The only thing I could think of that would have improved this piece was to reduce the focus on the "present day" segment of the piece, to shorten or reformat it somehow. I felt it was a little distracting and although it served as an interesting framing device, unlike the imagery-loaded "pre-battle" and "post-battle" scenes it didn't contribute a huge amount to the meaning of the story. Jumping back and forth between three timelines is difficult to follow.

I also felt that the story needed to use more white space in the "present day" segment, just to space it out some of the lines a little bit.

However, those are tiny issues. I loved reading The Price We Pay and I encourage Saveron to enter more writing challenges, for no other reason that I want to read more of her writing. Can't really give it more praise than that.

In fact, this piece presents me with a very interesting problem.
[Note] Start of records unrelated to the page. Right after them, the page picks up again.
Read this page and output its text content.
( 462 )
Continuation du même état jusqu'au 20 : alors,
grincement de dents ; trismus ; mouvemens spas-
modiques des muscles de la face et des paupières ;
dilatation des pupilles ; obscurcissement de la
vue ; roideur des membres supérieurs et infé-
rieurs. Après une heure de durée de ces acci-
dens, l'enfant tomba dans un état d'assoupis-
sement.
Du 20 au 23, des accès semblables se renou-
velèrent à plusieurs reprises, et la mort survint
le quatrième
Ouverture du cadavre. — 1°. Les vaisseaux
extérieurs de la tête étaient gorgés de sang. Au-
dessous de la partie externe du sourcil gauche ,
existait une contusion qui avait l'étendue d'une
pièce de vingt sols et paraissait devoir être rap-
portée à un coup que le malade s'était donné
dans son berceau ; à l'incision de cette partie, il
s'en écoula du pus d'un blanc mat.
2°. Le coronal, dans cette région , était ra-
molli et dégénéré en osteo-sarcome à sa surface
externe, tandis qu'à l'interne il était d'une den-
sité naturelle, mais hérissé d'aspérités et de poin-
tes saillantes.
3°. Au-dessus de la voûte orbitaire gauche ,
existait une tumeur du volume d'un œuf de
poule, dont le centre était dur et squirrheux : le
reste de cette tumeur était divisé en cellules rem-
I am a huge, huge, "Sign my chest!" squealing fanboy when it comes to Quinn Reynolds's Writing Challenge entries- the only writing challenge I've ever won was where she didn't enter, and when she does enter I spend my nights crying into a bowl of icecream shakily trying to convince myself that "next time I'll beat her!".

Now if you both enter I'm going to bring it up another notch... and I'm going to need a whole lot more icecream.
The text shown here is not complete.